Ecco i danni ambientali della perdita d’olio nel Golfo del Messico
AMBIENTE – Per molti il nome Exxon Valdez è un ricordo sfocato. È il nome di una nave petroliera che nel 1989 si incaglia su una scogliera lungo la costa dell’Alaska, spargendo in mare 41 milioni di litri di petrolio. Solo per il contatto diretto con gli idrocarburi dispersi muoiono 250 mila uccelli marini, una popolazione di 3 mila lontre, 300 foche e miliardi di uova di salmone e aringa. Invece ciò che è successo il 20 aprile nelle acque del golfo del Messico lo abbiamo visto tutti. Durante le fasi di realizzazione di un pozzo in acque profonde si verifica un’esplosione sulla piattaforma petrolifera DeepWater Horizon, che affonda due giorni dopo.
Le conseguenze sono gravissime perché muoiono 11 persone e dal pozzo a 1500 metri di profondità fuoriescono in mare milioni di litri di petrolio greggio in poche ore. Le responsabilità pesano come un macigno; inizia uno scontro politico durissimo tra l’amministrazione Obama e la compagnia inglese British Petroleum che gestisce l’impianto. La marea nera raggiunge le coste della Louisiana, dell’Alabama e della Florida (già pesantemente segnate dal devastante uragano Katrina nel 2005) mettendo in ginocchio l’economia di questi stati, legata all’industria ittica costiera e al turismo.

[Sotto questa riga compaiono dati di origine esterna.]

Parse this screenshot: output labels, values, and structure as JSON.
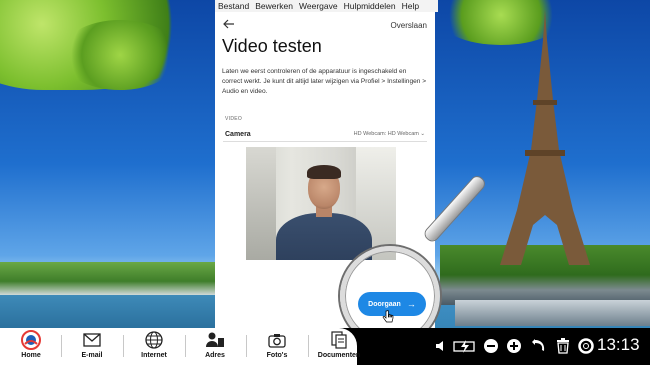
{
  "menubar": {
    "items": [
      "Bestand",
      "Bewerken",
      "Weergave",
      "Hulpmiddelen",
      "Help"
    ]
  },
  "app": {
    "back_icon": "arrow-left-icon",
    "skip_label": "Overslaan",
    "title": "Video testen",
    "description": "Laten we eerst controleren of de apparatuur is ingeschakeld en correct werkt. Je kunt dit altijd later wijzigen via Profiel > Instellingen > Audio en video.",
    "section_label": "VIDEO",
    "camera_label": "Camera",
    "camera_value": "HD Webcam: HD Webcam ⌄",
    "continue_label": "Doorgaan",
    "continue_icon": "arrow-right-icon",
    "accent_color": "#1e88e5"
  },
  "taskbar": {
    "items": [
      {
        "label": "Home",
        "icon": "home-logo-icon"
      },
      {
        "label": "E-mail",
        "icon": "envelope-icon"
      },
      {
        "label": "Internet",
        "icon": "globe-icon"
      },
      {
        "label": "Adres",
        "icon": "contacts-icon"
      },
      {
        "label": "Foto's",
        "icon": "camera-icon"
      },
      {
        "label": "Documenten",
        "icon": "documents-icon"
      }
    ],
    "tray_icons": [
      "volume-icon",
      "power-icon",
      "zoom-out-icon",
      "zoom-in-icon",
      "back-icon",
      "trash-icon",
      "help-icon"
    ],
    "clock": "13:13"
  }
}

Oggi, dopo 71 giorni, vengono rilasciati in mare ancora 100.000 barili di petrolio al giorno. Il danno ambientale è gravissimo, l’impatto sulla vita acquatica è devastante e l’oceano sta pagando un prezzo altissimo, che in pochi sembrano riconoscere.
Lo strato denso di petrolio superficiale riduce la quantità di luce che penetra nella colonna d’acqua necessaria alla fotosintesi delle alghe da cui dipende la sussistenza di interi ecosistemi sia costieri sia di mare aperto. Il petrolio diminuisce l’idrorepellenza del piumaggio degli uccelli e questo non consente l’isolamento termico: gli animali finiscono per morire di ipotermia. Le immagini dei pellicani catturati per essere ripuliti dal greggio hanno fatto il giro del mondo. Resta però il problema di dove rimettere gli uccelli una volta “curati” perché il loro habitat naturale al momento è compromesso, forse in maniera irreversibile. Lungo le spiagge dell’Alabama si stanno recuperando migliaia di uova di tartaruga, per evitare che gli animali appena nati rimangano intrappolati nel petrolio che ricopre la sabbia. 30 miglia a sud della piattaforma si trovano le isole Chandeleur, un arcipelago ricchissimo per numero di specie presenti (31 quelle di mammiferi) e dichiarato riserva naturale dal presidente Theodore Roosevelt, qualcosa come cento anni fa. È una zona dove i delfini sono abbondanti, ma il petrolio ne mette a rischio la sopravvivenza; per respirare devono venire in superficie finendo con l’imbrattarsi di petrolio che irrita gli occhi e le vie respiratorie.
Nel nord del golfo del Messico, a Ewing Bank, un team di ricercatori della University of Southern Mississipi ha avvistato in superficie un banco di squali di balena, formato da 1oo animali di lunghezza tra i 9 e i 13 metri «Aggregazioni così grandi in questa area non sono rare perché gli squali vengono qui a cibarsi durante l’estate e sono uno degli spettacoli naturali più incredibili» afferma Eric Hoffmayer, a capo di una ricerca sugli squali balena in questa area (http://www.usm.edu/gcrl/whaleshark/ ), «finiranno con il morire e non possiamo fare nulla. Stanno ingerendo petrolio ogni volta che aprono la bocca per mangiare il plancton, non è però la tossicità che li ucciderà ma il fatto che il petrolio si attacca alle branchie e agli organi interni compromettendone la funzionalità».
Secondo Hoffmayer gli squali non hanno ancora un meccanismo naturale che gli permette di proteggersi perché, da un punto di vista storico ed evolutivo, l’inquinamento da idrocarburi in mare è un fatto troppo recente. «Semplicemente i loro sensi non gli permettono di avvertire un pericolo. Il risultato è che questi animali da giorni nuotano nel petrolio senza far nulla per evitarlo. Purtroppo nel caso degli squali -conclude Hoffmayer- non potranno essere fatte analisi approfondite per determinare l’effetto correlato alla marea nera, perché questi animali una volta morti, affondano e le carcasse non sono recuperabili».